Greek Man Who Lost Job Now Works Full Time Feeding Those In Need

"I am still doing marketing now but without profit. My profit is emotional."
Syrian migrant children hold their food portion at the Kara Tepe refugee camp.
Syrian migrant children hold their food portion at the Kara Tepe refugee camp.
Visar Kryeziu/AP

One man was fed up with seeing people hungry.

Konstantinos Polychronopoulos, is the founder of O Allos Anthropos, or The Other Human, a Greek aid group that feeds the homeless, unemployed and anyone else who is hungry in Greece -- including migrants and refugees.

According to freelance journalist, Annia Ciezadlo, who was in Greece in August, O Allos Anthropos comes to the Kara Tepe refugee camp on the Greek island of Lesbos every Tuesday, Thursday and Friday to cook colossal communal meals for roughly 2,000 people.

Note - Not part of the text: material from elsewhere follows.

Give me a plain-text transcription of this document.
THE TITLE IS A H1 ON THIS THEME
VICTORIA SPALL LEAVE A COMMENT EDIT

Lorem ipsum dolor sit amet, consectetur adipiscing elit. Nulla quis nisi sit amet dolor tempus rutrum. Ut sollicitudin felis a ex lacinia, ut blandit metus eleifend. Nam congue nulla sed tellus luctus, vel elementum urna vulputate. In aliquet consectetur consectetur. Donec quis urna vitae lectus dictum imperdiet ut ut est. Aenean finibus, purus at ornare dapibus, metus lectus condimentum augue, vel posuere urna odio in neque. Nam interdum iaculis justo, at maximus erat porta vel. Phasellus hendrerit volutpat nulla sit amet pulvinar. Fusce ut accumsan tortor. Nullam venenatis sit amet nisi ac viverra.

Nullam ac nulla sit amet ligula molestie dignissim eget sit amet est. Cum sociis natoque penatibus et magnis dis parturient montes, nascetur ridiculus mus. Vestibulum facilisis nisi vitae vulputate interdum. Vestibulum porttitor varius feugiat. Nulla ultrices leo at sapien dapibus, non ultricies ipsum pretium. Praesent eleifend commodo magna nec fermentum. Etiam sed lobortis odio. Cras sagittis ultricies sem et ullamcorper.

Constantinos Polychronopoulos, left, distributes food portions at a soup kitchen.
Constantinos Polychronopoulos, left, distributes food portions at a soup kitchen.
John Kolesidis / Reuters

The island of Lesbos is a common stop for people fleeing war in the Middle East. The Guardian reports that island saw almost 450,000 refugees pass through during 2015 alone. People usually travel to the Greek island by boat, rest there for a time and then head further into Western Europe in search of a new home.

A Syrian refugee family sits outside their tent in the Kara Tepe refugee camp.
A Syrian refugee family sits outside their tent in the Kara Tepe refugee camp.
ACHILLEAS ZAVALLIS via Getty Images

It’s a rough journey, but while they’re at Kara Tepe, for at least three days out of the week, they can depend on a hot meal, where everyone -- Greek, Syrian and Iraqi -- can sit down together, eat and have a conversation.

And Polychronopoulos wouldn’t have it any other way.

In 2009, when a financial crisis hit Greece, Polychronopoulos lost his job in marketing. Two years later, at 47, he was broke and living with his mom. One night he was walking around the streets of Athens he saw two kids fighting over rotten fruit from a garbage can.

Konstantinos Polychronopoulos
Konstantinos Polychronopoulos

“The worst thing was that people were passing, and they didn’t care,” he told Politico. “They just looked at them and passed by. I thought that that this was not acceptable and horrible and that people should care. So I decided to do something about it.”

So, the next day he decided to make sandwiches and share them with people on the street. But no one was biting.

“They took them only when they saw that I also ate one,” he told HuffPost Greece. “There was mistrust in the beginning. And I got into their shoes. I wouldn’t receive food if I hadn’t seen how it was made, too. So I started preparing food on the street.”

He would get the food he needed to feed people who were in need from begging vendors at local markets.

“I went to the street market and I was asking for one potato from a vendor, one carrot from the other. Gradually passers-by started contributing. And this is way O Allos Anthropos began,” he told HuffPost Greece.

Polychronopoulos tries to create a friendly and conversational vibe while cooking and serving food that resembles the atmosphere at a family barbecue.

“This is the most essential. Food helps us come closer,” he told HuffPost.

As for his career, creating food in his makeshift “social kitchens” is what Polychronopoulos does full time now.

"I am still doing marketing now but without profit," he told Upworthy, thumping his fist over his heart. "My profit is emotional."